At least 58 individuals were interred in the Bethel A.M.E. church cemetery between 1850 and 1894. Prior to disposing of the church property, the trustees had the remains in the cemetery exhumed and reinterred in a plot they acquired at Mount Hope Cemetery in Westchester County. The Bethel A.M.E. plot at Mount Hope is marked with a large monument commemorating the congregation’s history. The memorial is inscribed: “Bethel A.M.E. Church of Westchester, New York. Founded by Rev. Stephen Amos and dedicated on March 11, 1849. Elders Rev. Ely N. Hall, Rev. Jas. M. Williams. Trustees Uriah Copeland, Thos. Chapman, Jno. G. Mickens, Benj. States, Hy. Jackson, Jno. Francis, and Eppenetis Treadwell.”
Among those buried in the Bethel A.M.E. cemetery were several members of the Mickens family of West Farms. John Mickens, a church trustee, was a laborer originally from Maryland who, with his wife Charlotte, purchased a parcel of land in the Town of West Farms in 1850. John’s son, also named John, was a waiter who lived in a separate household in West Farms with his wife Julia, a dressmaker, and their children. The younger John Mickens was interred at Bethel A.M.E. cemetery in 1867; his headstone, standing in the church’s plot at Mount Hope Cemetery, is one of the few intact markers surviving from the original cemetery. There are also fragmentary tombstones that had marked the graves of the children of Uriah Copeland, originally buried in the Bethel A.M.E. cemetery.
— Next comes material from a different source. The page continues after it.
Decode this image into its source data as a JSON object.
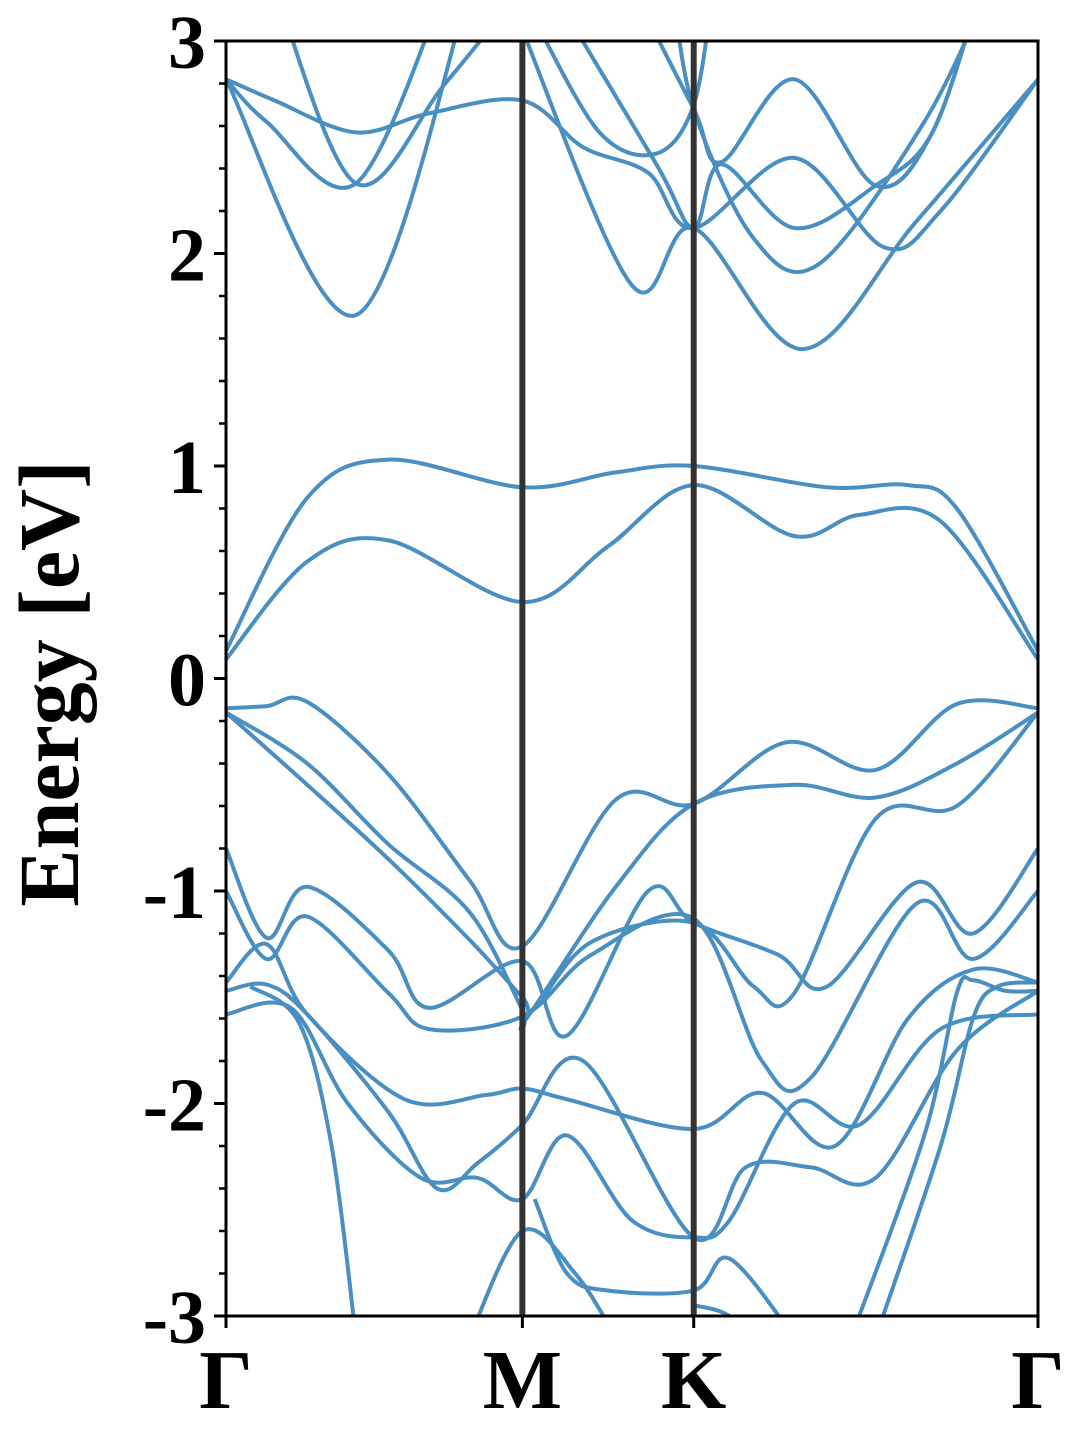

Some of the earliest burials in the Bethel A.M.E. cemetery were eight children of Uriah and Zilpah Copeland, interred there between 1849 and 1852. Uriah Copeland, a Virginia native who lived with his family in the Town of Westchester in the 1840s and 1850s, was a founding trustee of Bethel A.M.E. He also is notable as an associate of David Ruggles, the leading African American abolitionist of antebellum New York City. Copeland’s name appears alongside Ruggles’ in notices published in several national anti-slavery newspapers. They were among the men who announced the “National Reform Convention of the Colored Inhabitants of the United States of America” to be held in New Haven, Connecticut, in September 1840 to form “a bond of union the will secure simultaneous action for reform in the hallowed cause of human freedom.” Later that same year, Copeland was on the committee “introducing to favorable notice” the Mirror of Liberty, an African-American magazine edited and published by Ruggles.
Uriah Copeland made his living as a farmer and carpenter and in the late 1850s, he managed the Benjamin S. Collins estate in the Town of Pelham. In the 1860s, Uriah and Zilpah Copeland relocated to Providence, Rhode Island, with their surviving children. Some broken tombstones marking the gravesites of the children they lost when they lived in the Bronx remain in the Bethel A.M.E. plot at Mount Hope Cemetery. These poignant relics mark short lives and convey loss, but also serve as reminders of the family’s role in local history and provide links to the early African American church and cemetery that they helped establish.